2024-06-09 14:25:33

by Oleg Nesterov

[permalink] [raw]
Subject: [PATCH 0/1] exit: kill signal_struct->quick_threads

Hello,

Eric, I can't understand why the commit ("signal: Guarantee that
SIGNAL_GROUP_EXIT is set on process exit") added the new
quick_threads counter. And why, if we forget about --quick_threads,
synchronize_group_exit() has to take siglock unconditionally.
Did I miss something obvious?

Tejun, could you check the note about css_task_iter_advance() in
the changelog? And can't it use thread_group_empty() instead?

Oleg.



2024-06-09 14:25:57

by Oleg Nesterov

[permalink] [raw]
Subject: [PATCH 1/1] exit: kill signal_struct->quick_threads

do_exit() can simply decrement signal_struct->live earlier and call
synchronize_group_exit() only if group_dead is true. Also, this code
can avoid spin_lock_irq(siglock) if SIGNAL_GROUP_EXIT is already set.

The only "nontrivial" user of signal->live is css_task_iter_advance()
but it should not be affected. With or without this change the task
is the exiting/exited leader which has already passed cgroup_exit(),
atomic_read(signal->live) can race with sub-threads but this is fine.

Signed-off-by: Oleg Nesterov <[email protected]>
---
include/linux/sched/signal.h | 1 -
kernel/exit.c | 12 +++++++-----
kernel/fork.c | 2 --
3 files changed, 7 insertions(+), 8 deletions(-)

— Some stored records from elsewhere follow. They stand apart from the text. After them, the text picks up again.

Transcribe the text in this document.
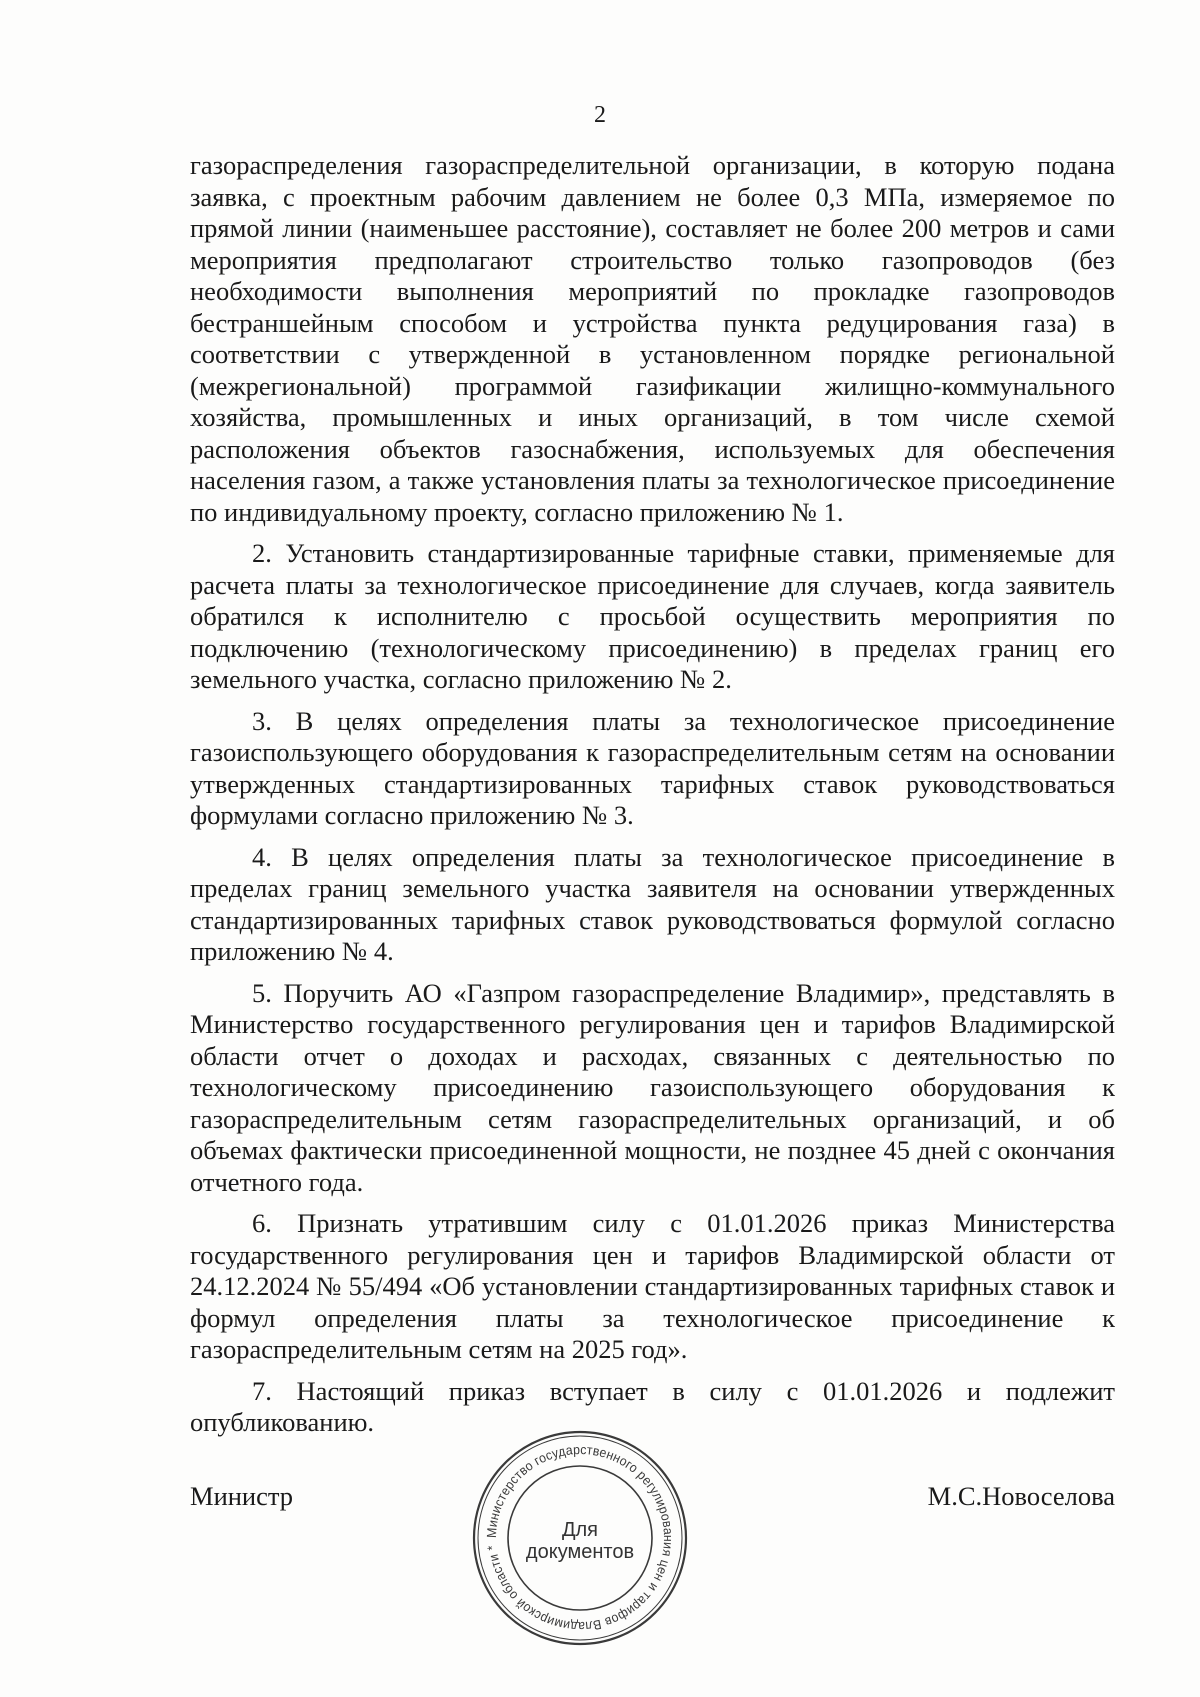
2

газораспределения газораспределительной организации, в которую подана заявка, с проектным рабочим давлением не более 0,3 МПа, измеряемое по прямой линии (наименьшее расстояние), составляет не более 200 метров и сами мероприятия предполагают строительство только газопроводов (без необходимости выполнения мероприятий по прокладке газопроводов бестраншейным способом и устройства пункта редуцирования газа) в соответствии с утвержденной в установленном порядке региональной (межрегиональной) программой газификации жилищно-коммунального хозяйства, промышленных и иных организаций, в том числе схемой расположения объектов газоснабжения, используемых для обеспечения населения газом, а также установления платы за технологическое присоединение по индивидуальному проекту, согласно приложению № 1.

2. Установить стандартизированные тарифные ставки, применяемые для расчета платы за технологическое присоединение для случаев, когда заявитель обратился к исполнителю с просьбой осуществить мероприятия по подключению (технологическому присоединению) в пределах границ его земельного участка, согласно приложению № 2.

3. В целях определения платы за технологическое присоединение газоиспользующего оборудования к газораспределительным сетям на основании утвержденных стандартизированных тарифных ставок руководствоваться формулами согласно приложению № 3.

4. В целях определения платы за технологическое присоединение в пределах границ земельного участка заявителя на основании утвержденных стандартизированных тарифных ставок руководствоваться формулой согласно приложению № 4.

5. Поручить АО «Газпром газораспределение Владимир», представлять в Министерство государственного регулирования цен и тарифов Владимирской области отчет о доходах и расходах, связанных с деятельностью по технологическому присоединению газоиспользующего оборудования к газораспределительным сетям газораспределительных организаций, и об объемах фактически присоединенной мощности, не позднее 45 дней с окончания отчетного года.

6. Признать утратившим силу с 01.01.2026 приказ Министерства государственного регулирования цен и тарифов Владимирской области от 24.12.2024 № 55/494 «Об установлении стандартизированных тарифных ставок и формул определения платы за технологическое присоединение к газораспределительным сетям на 2025 год».

7. Настоящий приказ вступает в силу с 01.01.2026 и подлежит опубликованию.

Министр	М.С.Новоселова
Министерство государственного регулирования цен и тарифов Владимирской области *
Для
документов
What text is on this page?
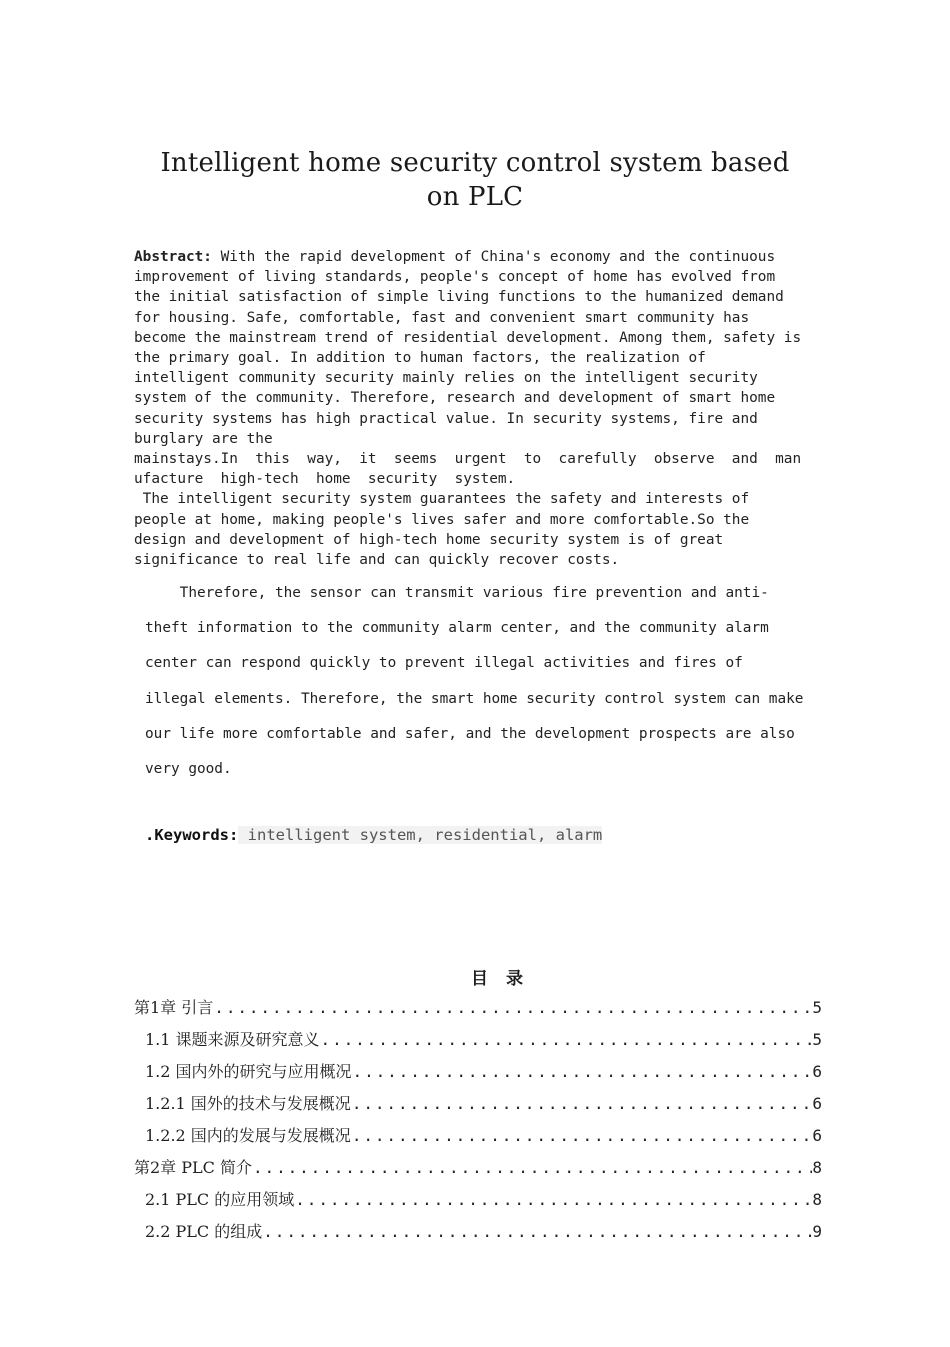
Intelligent home security control system based
on PLC
Abstract: With the rapid development of China's economy and the continuous
improvement of living standards, people's concept of home has evolved from
the initial satisfaction of simple living functions to the humanized demand
for housing. Safe, comfortable, fast and convenient smart community has
become the mainstream trend of residential development. Among them, safety is
the primary goal. In addition to human factors, the realization of
intelligent community security mainly relies on the intelligent security
system of the community. Therefore, research and development of smart home
security systems has high practical value. In security systems, fire and
burglary are the
mainstays.In  this  way,  it  seems  urgent  to  carefully  observe  and  man
ufacture  high-tech  home  security  system.
The intelligent security system guarantees the safety and interests of
people at home, making people's lives safer and more comfortable.So the
design and development of high-tech home security system is of great
significance to real life and can quickly recover costs.
Therefore, the sensor can transmit various fire prevention and anti-
theft information to the community alarm center, and the community alarm
center can respond quickly to prevent illegal activities and fires of
illegal elements. Therefore, the smart home security control system can make
our life more comfortable and safer, and the development prospects are also
very good.
.Keywords: intelligent system, residential, alarm
目 录
第1章 引言 .....	5
1.1 课题来源及研究意义 .....	5
1.2 国内外的研究与应用概况 .....	6
1.2.1 国外的技术与发展概况 .....	6
1.2.2 国内的发展与发展概况 .....	6
第2章 PLC 简介 .....	8
2.1 PLC 的应用领域 .....	8
2.2 PLC 的组成 .....	9
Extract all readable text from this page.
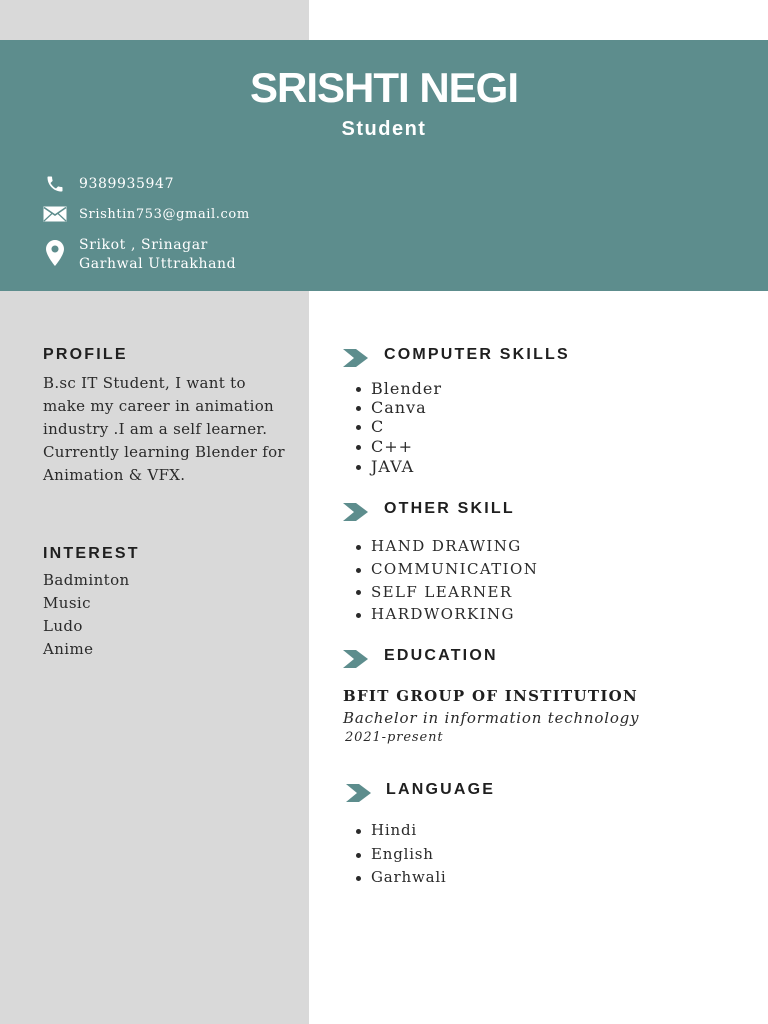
SRISHTI NEGI
Student
9389935947
Srishtin753@gmail.com
Srikot , Srinagar
Garhwal Uttrakhand
PROFILE
B.sc IT Student, I want to make my career in animation industry .I am a self learner. Currently learning Blender for Animation & VFX.
INTEREST
Badminton
Music
Ludo
Anime
COMPUTER SKILLS
Blender
Canva
C
C++
JAVA
OTHER SKILL
HAND DRAWING
COMMUNICATION
SELF LEARNER
HARDWORKING
EDUCATION
BFIT GROUP OF INSTITUTION
Bachelor in information technology
2021-present
LANGUAGE
Hindi
English
Garhwali
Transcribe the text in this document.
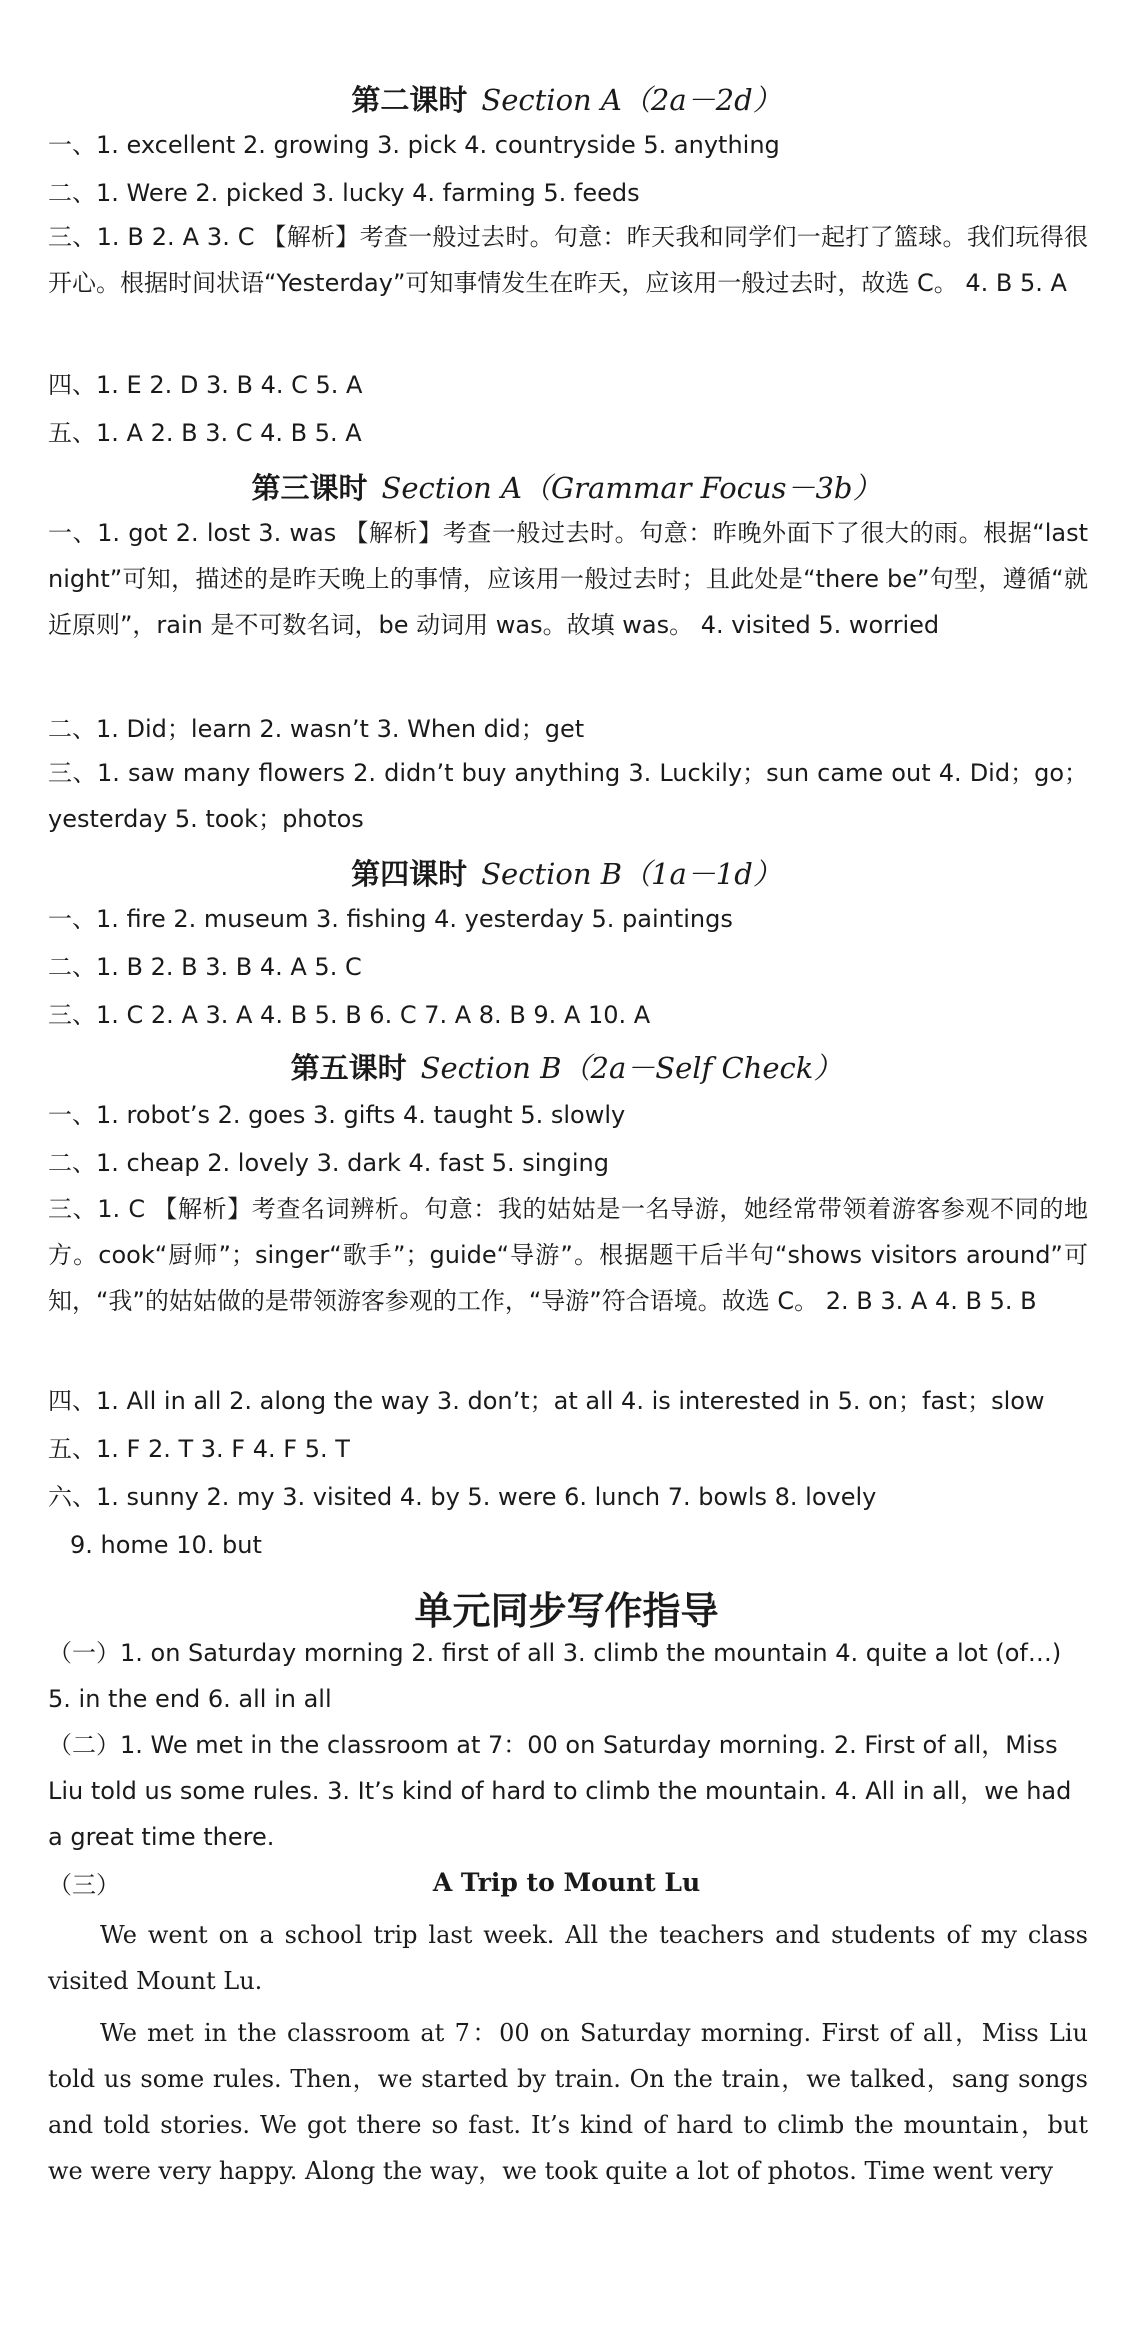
第二课时 Section A（2a－2d）
一、1. excellent 2. growing 3. pick 4. countryside 5. anything
二、1. Were 2. picked 3. lucky 4. farming 5. feeds
三、1. B 2. A 3. C 【解析】考查一般过去时。句意：昨天我和同学们一起打了篮球。我们玩得很开心。根据时间状语“Yesterday”可知事情发生在昨天，应该用一般过去时，故选 C。 4. B 5. A
四、1. E 2. D 3. B 4. C 5. A
五、1. A 2. B 3. C 4. B 5. A
第三课时 Section A（Grammar Focus－3b）
一、1. got 2. lost 3. was 【解析】考查一般过去时。句意：昨晚外面下了很大的雨。根据“last night”可知，描述的是昨天晚上的事情，应该用一般过去时；且此处是“there be”句型，遵循“就近原则”，rain 是不可数名词，be 动词用 was。故填 was。 4. visited 5. worried
二、1. Did；learn 2. wasn’t 3. When did；get
三、1. saw many flowers 2. didn’t buy anything 3. Luckily；sun came out 4. Did；go；yesterday 5. took；photos
第四课时 Section B（1a－1d）
一、1. fire 2. museum 3. fishing 4. yesterday 5. paintings
二、1. B 2. B 3. B 4. A 5. C
三、1. C 2. A 3. A 4. B 5. B 6. C 7. A 8. B 9. A 10. A
第五课时 Section B（2a－Self Check）
一、1. robot’s 2. goes 3. gifts 4. taught 5. slowly
二、1. cheap 2. lovely 3. dark 4. fast 5. singing
三、1. C 【解析】考查名词辨析。句意：我的姑姑是一名导游，她经常带领着游客参观不同的地方。cook“厨师”；singer“歌手”；guide“导游”。根据题干后半句“shows visitors around”可知，“我”的姑姑做的是带领游客参观的工作，“导游”符合语境。故选 C。 2. B 3. A 4. B 5. B
四、1. All in all 2. along the way 3. don’t；at all 4. is interested in 5. on；fast；slow
五、1. F 2. T 3. F 4. F 5. T
六、1. sunny 2. my 3. visited 4. by 5. were 6. lunch 7. bowls 8. lovely
9. home 10. but
单元同步写作指导
（一）1. on Saturday morning 2. first of all 3. climb the mountain 4. quite a lot (of…) 5. in the end 6. all in all
（二）1. We met in the classroom at 7：00 on Saturday morning. 2. First of all，Miss Liu told us some rules. 3. It’s kind of hard to climb the mountain. 4. All in all，we had a great time there.
（三）	A Trip to Mount Lu
We went on a school trip last week. All the teachers and students of my class visited Mount Lu.
We met in the classroom at 7：00 on Saturday morning. First of all，Miss Liu told us some rules. Then，we started by train. On the train，we talked，sang songs and told stories. We got there so fast. It’s kind of hard to climb the mountain，but we were very happy. Along the way，we took quite a lot of photos. Time went very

diff --git a/include/linux/sched/signal.h b/include/linux/sched/signal.h
index 0a0e23c45406..f98aae40d7e6 100644
--- a/include/linux/sched/signal.h
+++ b/include/linux/sched/signal.h
@@ -95,7 +95,6 @@ struct signal_struct {
refcount_t sigcnt;
atomic_t live;
int nr_threads;
- int quick_threads;
struct list_head thread_head;

wait_queue_head_t wait_chldexit; /* for wait4() */
diff --git a/kernel/exit.c b/kernel/exit.c
index f95a2c1338a8..11bac37e2bc6 100644
--- a/kernel/exit.c
+++ b/kernel/exit.c
@@ -800,10 +800,11 @@ static void synchronize_group_exit(struct task_struct *tsk, long code)
struct sighand_struct *sighand = tsk->sighand;
struct signal_struct *signal = tsk->signal;

+ if (READ_ONCE(signal->flags) & SIGNAL_GROUP_EXIT)
+ return;
+
spin_lock_irq(&sighand->siglock);
- signal->quick_threads--;
- if ((signal->quick_threads == 0) &&
- !(signal->flags & SIGNAL_GROUP_EXIT)) {
+ if (!(signal->flags & SIGNAL_GROUP_EXIT)) {
signal->flags = SIGNAL_GROUP_EXIT;
signal->group_exit_code = code;
signal->group_stop_count = 0;
@@ -818,7 +819,9 @@ void __noreturn do_exit(long code)

WARN_ON(irqs_disabled());

- synchronize_group_exit(tsk, code);
+ group_dead = atomic_dec_and_test(&tsk->signal->live);
+ if (group_dead)
+ synchronize_group_exit(tsk, code);

WARN_ON(tsk->plug);

@@ -833,7 +836,6 @@ void __noreturn do_exit(long code)
exit_signals(tsk); /* sets PF_EXITING */

acct_update_integrals(tsk);
- group_dead = atomic_dec_and_test(&tsk->signal->live);
if (group_dead) {
/*
* If the last thread of global init has exited, panic
diff --git a/kernel/fork.c b/kernel/fork.c
index 99076dbe27d8..4c361d2bdc12 100644
--- a/kernel/fork.c
+++ b/kernel/fork.c
@@ -1861,7 +1861,6 @@ static int copy_signal(unsigned long clone_flags, struct task_struct *tsk)
return -ENOMEM;

sig->nr_threads = 1;
- sig->quick_threads = 1;
atomic_set(&sig->live, 1);
refcount_set(&sig->sigcnt, 1);

@@ -2590,7 +2589,6 @@ __latent_entropy struct task_struct *copy_process(
__this_cpu_inc(process_counts);
} else {
current->signal->nr_threads++;
- current->signal->quick_threads++;
atomic_inc(&current->signal->live);
refcount_inc(&current->signal->sigcnt);
task_join_group_stop(p);
--
2.25.1.362.g51ebf55



2024-06-09 18:41:36

by Oleg Nesterov

[permalink] [raw]
Subject: Re: [PATCH 0/1] exit: kill signal_struct->quick_threads

On 06/09, Oleg Nesterov wrote:
>
> Tejun, could you check the note about css_task_iter_advance() in
> the changelog?

Yes,

> And can't it use thread_group_empty() instead?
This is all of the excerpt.